La formation continue n’a jamais suscité autant d’adhésion. Pourtant, entre l’envie d’apprendre et le passage à l’acte, un fossé persiste.
Pour comprendre ce qui se joue vraiment, Learnation Group, dont 7Speaking fait partie, a mené avec Sociovision (Groupe Ifop) une étude inédite auprès de 2 500 actifs et étudiants. Le constat est clair : le défi n’est plus de convaincre de l’utilité de la formation, mais de la rendre compatible avec des vies déjà bien remplies.
Voici les enseignements à retenir, et ce qu’ils changent pour les entreprises et les équipes formation.
Apprendre est devenu un réflexe quotidien
Se former n’est plus un moment à part. C’est une pratique diffuse, qui s’invite dans la semaine de millions de personnes : échanges entre pairs, vidéos, IA, lectures, applications. Cette habitude repose sur une conviction partagée par tous, quel que soit l’âge ou le territoire : apprendre tout au long de la vie est une évidence.
- 91 % se sentent à l’aise avec l’idée d’apprendre tout au long de leur vie
- 57 % apprennent chaque semaine au contact des autres (collègues, pairs, mentors)
- 8 actifs sur 10 ont suivi au moins une formation au cours des trois dernières années
Dans un environnement perçu comme instable, se former dépasse la simple montée en compétences : c’est une façon de garder la main sur son avenir.
Le vrai frein n’est pas l’envie, c’est le temps
Ceux qui ne se forment pas n’en manquent pas l’envie : ils manquent de temps. Un frein opérationnel, qui pèse plus lourdement sur les femmes.
- 38 % citent le manque de temps comme premier frein (63 % au total)
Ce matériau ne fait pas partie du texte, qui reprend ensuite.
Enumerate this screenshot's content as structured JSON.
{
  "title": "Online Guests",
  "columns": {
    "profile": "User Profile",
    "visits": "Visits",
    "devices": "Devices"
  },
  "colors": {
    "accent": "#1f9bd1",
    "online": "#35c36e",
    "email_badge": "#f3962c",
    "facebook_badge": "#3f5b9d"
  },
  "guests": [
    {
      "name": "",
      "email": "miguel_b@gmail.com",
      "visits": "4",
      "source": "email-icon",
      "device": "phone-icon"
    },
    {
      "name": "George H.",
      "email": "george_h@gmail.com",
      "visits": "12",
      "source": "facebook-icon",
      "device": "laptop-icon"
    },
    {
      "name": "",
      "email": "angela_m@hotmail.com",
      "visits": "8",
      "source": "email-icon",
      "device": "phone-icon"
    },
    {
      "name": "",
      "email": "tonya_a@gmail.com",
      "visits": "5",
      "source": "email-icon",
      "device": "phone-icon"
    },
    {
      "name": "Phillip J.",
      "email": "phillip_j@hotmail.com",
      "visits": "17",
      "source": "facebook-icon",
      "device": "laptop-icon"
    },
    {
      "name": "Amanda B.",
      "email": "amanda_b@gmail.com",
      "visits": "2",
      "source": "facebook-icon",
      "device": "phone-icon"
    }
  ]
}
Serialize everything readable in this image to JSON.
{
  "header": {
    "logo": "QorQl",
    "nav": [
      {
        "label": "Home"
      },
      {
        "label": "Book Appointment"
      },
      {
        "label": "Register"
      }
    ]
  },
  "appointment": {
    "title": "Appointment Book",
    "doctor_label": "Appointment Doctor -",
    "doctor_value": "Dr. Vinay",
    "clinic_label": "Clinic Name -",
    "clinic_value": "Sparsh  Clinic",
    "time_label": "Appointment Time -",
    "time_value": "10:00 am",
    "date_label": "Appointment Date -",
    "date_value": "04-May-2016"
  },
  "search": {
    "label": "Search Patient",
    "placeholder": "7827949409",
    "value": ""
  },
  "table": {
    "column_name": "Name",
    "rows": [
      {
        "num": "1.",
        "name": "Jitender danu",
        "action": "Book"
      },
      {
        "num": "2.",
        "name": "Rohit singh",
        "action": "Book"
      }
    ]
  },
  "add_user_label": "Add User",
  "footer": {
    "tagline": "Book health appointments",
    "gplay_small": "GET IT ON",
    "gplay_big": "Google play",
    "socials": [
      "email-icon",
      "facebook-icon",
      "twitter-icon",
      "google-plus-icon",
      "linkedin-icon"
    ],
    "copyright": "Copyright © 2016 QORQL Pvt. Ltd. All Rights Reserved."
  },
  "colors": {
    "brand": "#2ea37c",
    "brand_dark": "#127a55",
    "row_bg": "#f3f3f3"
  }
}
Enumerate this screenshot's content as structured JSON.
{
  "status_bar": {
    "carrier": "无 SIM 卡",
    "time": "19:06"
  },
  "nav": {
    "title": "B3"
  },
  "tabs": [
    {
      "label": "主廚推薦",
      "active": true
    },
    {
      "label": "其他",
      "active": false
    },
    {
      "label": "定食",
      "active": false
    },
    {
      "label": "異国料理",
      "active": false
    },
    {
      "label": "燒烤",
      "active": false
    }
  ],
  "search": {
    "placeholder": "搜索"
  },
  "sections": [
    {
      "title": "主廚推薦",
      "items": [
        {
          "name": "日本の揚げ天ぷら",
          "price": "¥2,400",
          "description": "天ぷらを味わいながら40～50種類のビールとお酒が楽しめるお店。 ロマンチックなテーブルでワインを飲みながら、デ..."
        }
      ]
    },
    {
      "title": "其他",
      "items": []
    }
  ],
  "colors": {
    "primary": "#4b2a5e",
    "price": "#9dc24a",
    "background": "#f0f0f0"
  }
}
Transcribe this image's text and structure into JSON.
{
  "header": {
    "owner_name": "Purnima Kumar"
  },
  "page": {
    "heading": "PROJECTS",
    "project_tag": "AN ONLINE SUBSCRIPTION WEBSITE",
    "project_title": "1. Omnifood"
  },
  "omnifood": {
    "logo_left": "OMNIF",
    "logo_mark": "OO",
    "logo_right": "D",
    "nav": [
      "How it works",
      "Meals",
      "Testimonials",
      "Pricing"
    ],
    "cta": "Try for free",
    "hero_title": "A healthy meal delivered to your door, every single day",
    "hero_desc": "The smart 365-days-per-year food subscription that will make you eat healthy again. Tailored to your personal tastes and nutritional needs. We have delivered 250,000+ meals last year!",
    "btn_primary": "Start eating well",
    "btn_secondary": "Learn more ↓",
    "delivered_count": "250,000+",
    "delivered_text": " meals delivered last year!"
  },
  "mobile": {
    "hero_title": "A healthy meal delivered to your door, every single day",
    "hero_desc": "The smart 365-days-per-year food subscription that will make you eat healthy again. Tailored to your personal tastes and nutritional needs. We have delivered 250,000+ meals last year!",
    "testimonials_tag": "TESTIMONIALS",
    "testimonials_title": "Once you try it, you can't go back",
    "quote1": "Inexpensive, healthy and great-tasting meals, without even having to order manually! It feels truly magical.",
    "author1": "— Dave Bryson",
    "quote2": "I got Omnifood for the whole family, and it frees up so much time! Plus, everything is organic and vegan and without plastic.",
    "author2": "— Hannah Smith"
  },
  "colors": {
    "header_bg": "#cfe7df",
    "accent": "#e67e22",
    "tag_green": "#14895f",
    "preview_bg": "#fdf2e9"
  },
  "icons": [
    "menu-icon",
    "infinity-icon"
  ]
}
- Leviers attendus : la prise en charge financière (37 %) et la formation sur le temps de travail (29 %)
- 47 % des femmes de 35-44 ans font du rythme compatible leur premier critère, contre 35 % en moyenne
Une formation ne devient possible que si elle s’intègre dans le quotidien, au lieu de s’y ajouter.
Autonomie oui, isolement non
Les apprenants aiment apprendre par eux-mêmes, mais réclament un cadre. La signature d’une époque : la liberté, pas la solitude.
- 90 % aiment apprendre seuls, mais 79 % préfèrent un cadre structuré
- Trio de tête des critères de choix : qualité des formateurs, exercices pratiques, format court
- L’IA (13 %) et la gamification (11 %) ferment la marche
La technologie facilite, mais c’est l’humain qui engage et retient. Un équilibre au cœur de l’approche 7Speaking.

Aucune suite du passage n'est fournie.